Despite Israel’s refusal to engage with the Palestinians under Russian auspices, many Palestinian delegations have visited Moscow, culminating, in January 2017, in a political breakthrough when Fatah, Hamas and other factions held serious talks in Moscow with the hope of bridging their differences. Although that round of talks did not result in Palestinian unity, it served as Russia’s political debut in a conflict that had lain squarely within the American geopolitical space.
Since then, Russia has remained involved through well-structured efforts championed by Putin’s special envoy Mikhail Bogdanov. These efforts are channelled through three different approaches: inter-Palestinian dialogue, Palestinian-Israeli dialogue and, more recently, intra-Fatah dialogue. The latter, especially, is indicative of the nature of Moscow’s involvement in the multi-layered conflicts at work in the region. Even when Palestinian groups are finalising their previous agreements in Cairo, top Palestinian officials continue to coordinate their actions with Moscow, and with Bogdanov, personally. Russia’s credibility among Palestinian groups is boosted by similar credibility among ordinary Palestinians as well, especially as it emerged in January that Russia will supply Palestinians with the Sputnik V COVID-19 vaccine, scheduled to be available in the Occupied Palestinian Territory soon.

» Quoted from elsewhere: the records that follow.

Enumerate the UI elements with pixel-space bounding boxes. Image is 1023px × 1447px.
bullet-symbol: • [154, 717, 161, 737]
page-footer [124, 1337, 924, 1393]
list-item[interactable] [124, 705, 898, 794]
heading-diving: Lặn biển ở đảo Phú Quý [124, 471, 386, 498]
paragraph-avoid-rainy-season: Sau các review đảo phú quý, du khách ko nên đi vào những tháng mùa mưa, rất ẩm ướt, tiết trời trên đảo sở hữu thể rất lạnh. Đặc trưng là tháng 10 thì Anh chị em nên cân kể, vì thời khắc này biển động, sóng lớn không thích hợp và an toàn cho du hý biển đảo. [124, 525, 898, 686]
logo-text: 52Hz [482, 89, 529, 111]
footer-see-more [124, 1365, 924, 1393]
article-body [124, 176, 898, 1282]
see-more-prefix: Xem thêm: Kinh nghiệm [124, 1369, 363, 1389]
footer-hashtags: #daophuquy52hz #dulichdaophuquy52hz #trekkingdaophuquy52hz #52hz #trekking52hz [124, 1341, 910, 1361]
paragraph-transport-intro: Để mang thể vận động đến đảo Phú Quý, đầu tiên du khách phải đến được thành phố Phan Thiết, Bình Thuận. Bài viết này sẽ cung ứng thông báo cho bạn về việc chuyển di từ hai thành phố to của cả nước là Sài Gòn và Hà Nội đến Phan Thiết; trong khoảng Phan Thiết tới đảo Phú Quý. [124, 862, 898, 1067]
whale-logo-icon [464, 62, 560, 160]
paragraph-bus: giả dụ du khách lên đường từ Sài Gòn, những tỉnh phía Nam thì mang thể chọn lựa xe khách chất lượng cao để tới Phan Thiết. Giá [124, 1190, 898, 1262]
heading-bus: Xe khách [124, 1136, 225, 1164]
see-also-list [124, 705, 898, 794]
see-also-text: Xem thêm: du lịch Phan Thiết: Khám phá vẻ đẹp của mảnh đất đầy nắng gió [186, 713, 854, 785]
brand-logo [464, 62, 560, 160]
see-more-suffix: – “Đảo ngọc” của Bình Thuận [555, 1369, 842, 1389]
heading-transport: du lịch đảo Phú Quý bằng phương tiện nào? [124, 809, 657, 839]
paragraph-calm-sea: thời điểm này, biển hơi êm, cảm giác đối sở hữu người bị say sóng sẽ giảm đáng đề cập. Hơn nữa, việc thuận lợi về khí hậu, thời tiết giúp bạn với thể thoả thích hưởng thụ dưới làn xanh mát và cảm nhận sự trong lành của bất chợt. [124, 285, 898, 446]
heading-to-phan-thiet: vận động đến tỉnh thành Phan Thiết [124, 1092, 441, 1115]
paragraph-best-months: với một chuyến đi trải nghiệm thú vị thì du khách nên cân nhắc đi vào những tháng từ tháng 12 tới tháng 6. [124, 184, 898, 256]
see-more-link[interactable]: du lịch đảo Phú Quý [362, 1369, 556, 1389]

Moreover, while Washington publicly declared that it will not roll back any of Trump’s pro-Israel actions, Russian Foreign Minister Sergei Lavrov is pushing for an international peace conference on Palestine, which he hopes will be held in the coming months. The USA now has no other option but to slowly retreat from its previous commitments to the ‘peace process’, and, in fact, form the region as a whole, leaving an opening for Russia, which is laying claim to the role of peace broker, a seismic change that many Palestinians are already welcoming.
Ramzy Baroud is a Non-resident Senior Research Fellow at the Afro-Middle East Centre, and the Editor of The Palestine Chronicle.